More Fiona and OGR benchmarks

I think it's fair to say that Fiona makes different assumptions about how you you access and process geospatial vector data than osgeo.ogr does and that they're each suited for somewhat different tasks. I've developed a few new benchmarks to help sketch out the domains of each.

Minimum feature access

Let's say you only want the names of features within their collections. Here's the osgeo.ogr code.

source = ogr.Open(PATH)
layer = source.GetLayerByName(NAME)
for feature in layer:
    id = feature.GetFID()
source.Destroy()

The results (of https://github.com/sgillies/Fiona/blob/master/benchmark-min.py):

(Fiona)krusty-2:Fiona seang$ python benchmark-min.py
Fiona 0.5
2733.99 usec/pass

osgeo.ogr 1.7.2 (minimum)
1194.01 usec/pass

As I mentioned in an earlier post, Fiona does a lot of extra copying in this case that osgeo.ogr does not. I'm certain you'd find osgeo.ogr about this much faster in the cases where you were only interested in the value of a single property of features (ignoring coordinates) or only interested in the type or bounding box of feature geometries (ignoring coordinates and properties).

Maximum feature access

Now, let's say you want the schema of the collection and for every feature, it's name, the value of every one of its property, and all coordinate values from its geometry. The Full Monty. Here's the OGR code for that:

source = ogr.Open(PATH)
layer = source.GetLayerByName(NAME)

schema = []
ldefn = layer.GetLayerDefn()
for n in range(ldefn.GetFieldCount()):
    fdefn = ldefn.GetFieldDefn(n)
    schema.append((fdefn.name, fdefn.type))

for feature in layer:
    id = feature.GetFID()
    props = {}
    for i in range(feature.GetFieldCount()):
        props[schema[i][0]] = feature.GetField(i)

    coordinates = []
    for part in feature.GetGeometryRef():
        ring = []
        for i in range(part.GetPointCount()):
            xy = part.GetPoint(i)
            ring.append(xy)
        coordinates.append(ring)

source.Destroy()

Update (2012-01-03): A comment below reminds me to point out here the code you'd write to do the same with Fiona:

with collection(PATH, "r") as c:
    for f in c:
        id = f['id']
        props = f['properties']
        coordinates = f['geometry']['coordinates']
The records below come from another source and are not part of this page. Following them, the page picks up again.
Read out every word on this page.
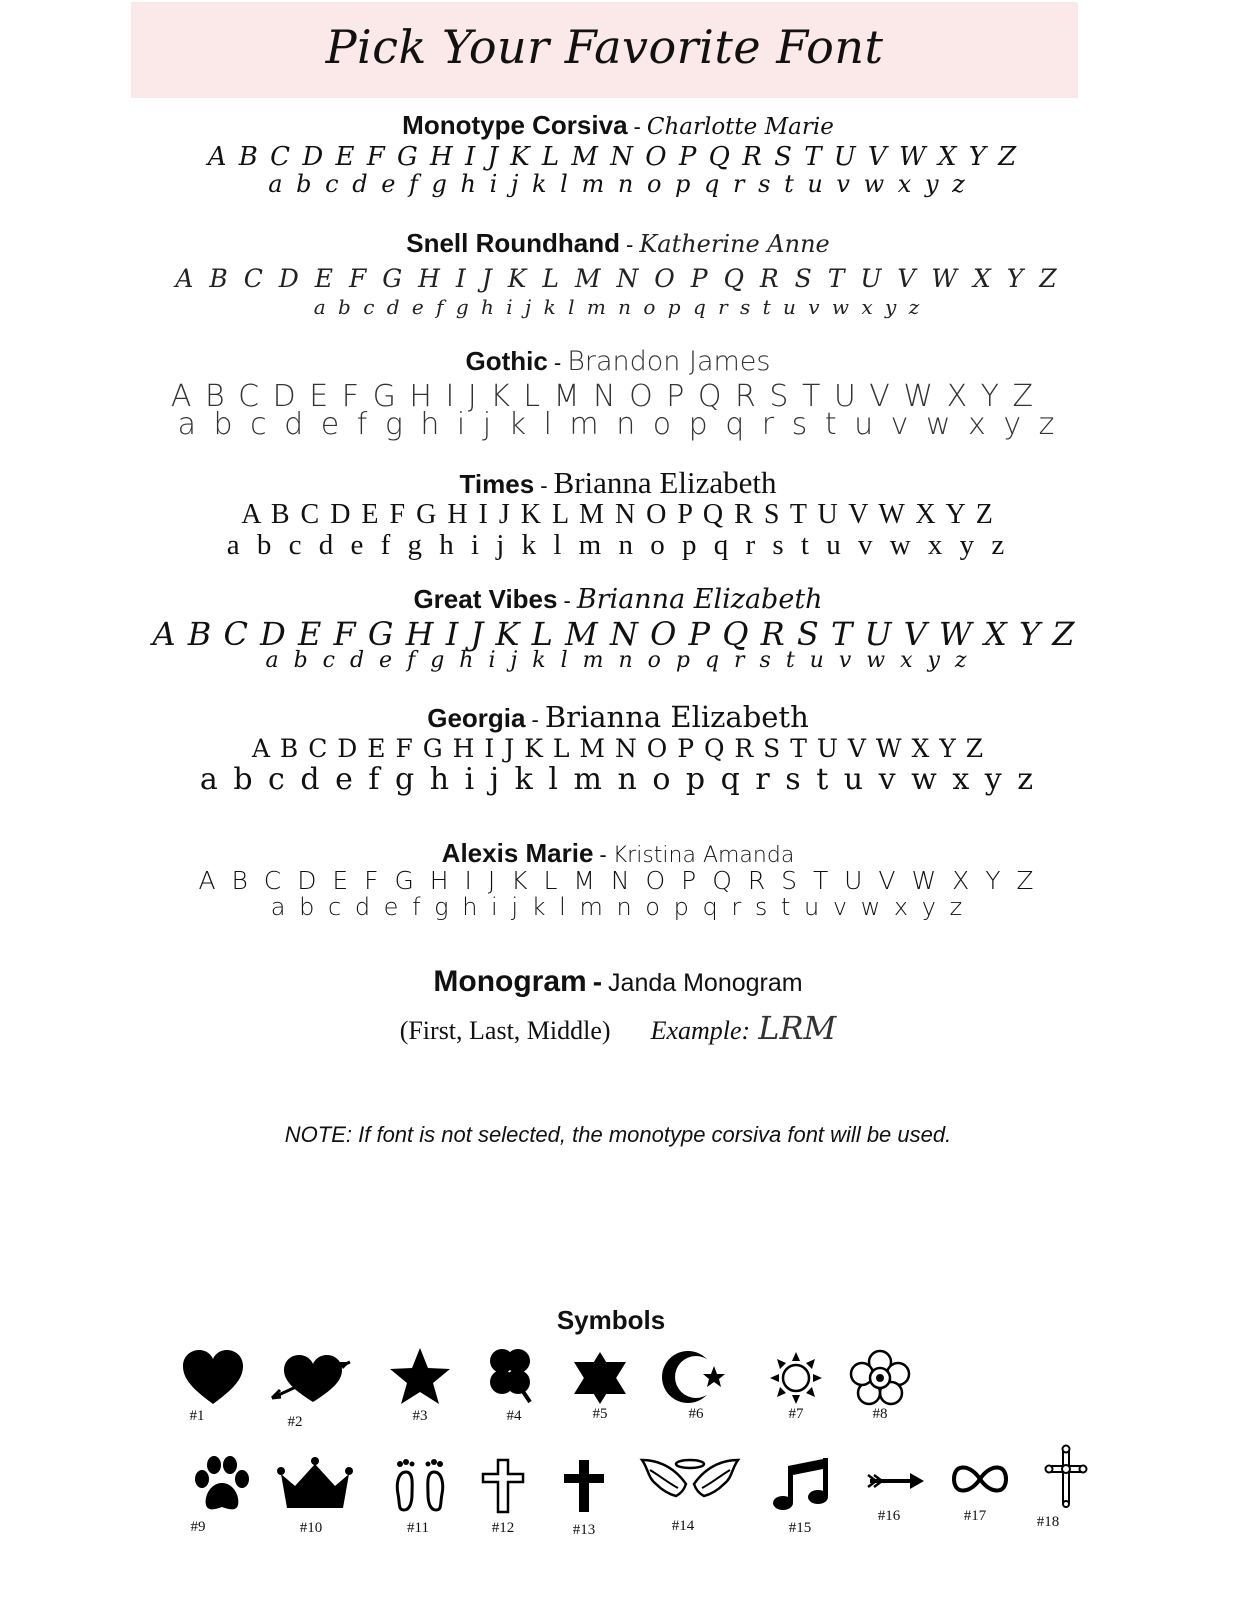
Pick Your Favorite Font
Monotype Corsiva - Charlotte Marie
A B C D E F G H I J K L M N O P Q R S T U V W X Y Z
a b c d e f g h i j k l m n o p q r s t u v w x y z
Snell Roundhand - Katherine Anne
A B C D E F G H I J K L M N O P Q R S T U V W X Y Z
a b c d e f g h i j k l m n o p q r s t u v w x y z
Gothic - Brandon James
A B C D E F G H I J K L M N O P Q R S T U V W X Y Z
a b c d e f g h i j k l m n o p q r s t u v w x y z
Times - Brianna Elizabeth
A B C D E F G H I J K L M N O P Q R S T U V W X Y Z
a b c d e f g h i j k l m n o p q r s t u v w x y z
Great Vibes - Brianna Elizabeth
A B C D E F G H I J K L M N O P Q R S T U V W X Y Z
a b c d e f g h i j k l m n o p q r s t u v w x y z
Georgia - Brianna Elizabeth
A B C D E F G H I J K L M N O P Q R S T U V W X Y Z
a b c d e f g h i j k l m n o p q r s t u v w x y z
Alexis Marie - Kristina Amanda
A B C D E F G H I J K L M N O P Q R S T U V W X Y Z
a b c d e f g h i j k l m n o p q r s t u v w x y z
Monogram - Janda Monogram
(First, Last, Middle) Example: LRM
NOTE: If font is not selected, the monotype corsiva font will be used.
Symbols
#1	#2	#3	#4	#5	#6	#7	#8
#9	#10	#11	#12	#13	#14	#15
#16	#17	#18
The results (of https://github.com/sgillies/Fiona/blob/master/benchmark-max.py):

(Fiona)krusty-2:Fiona seang$ python benchmark-max.py
Fiona 0.5
2717.32 usec/pass

osgeo.ogr 1.7.2 (maximum)
8790.97 usec/pass

This is the kind of terrain for which Fiona is geared to perform. Accessing feature properties via osgeo.ogr is as slow as it can be. Fiona accesses feature properties via a C extension module, making it as fast as it can be. The story is the same for coordinate access, and because there are many geometry vertices per property in the data I'm using, the effect is magnified.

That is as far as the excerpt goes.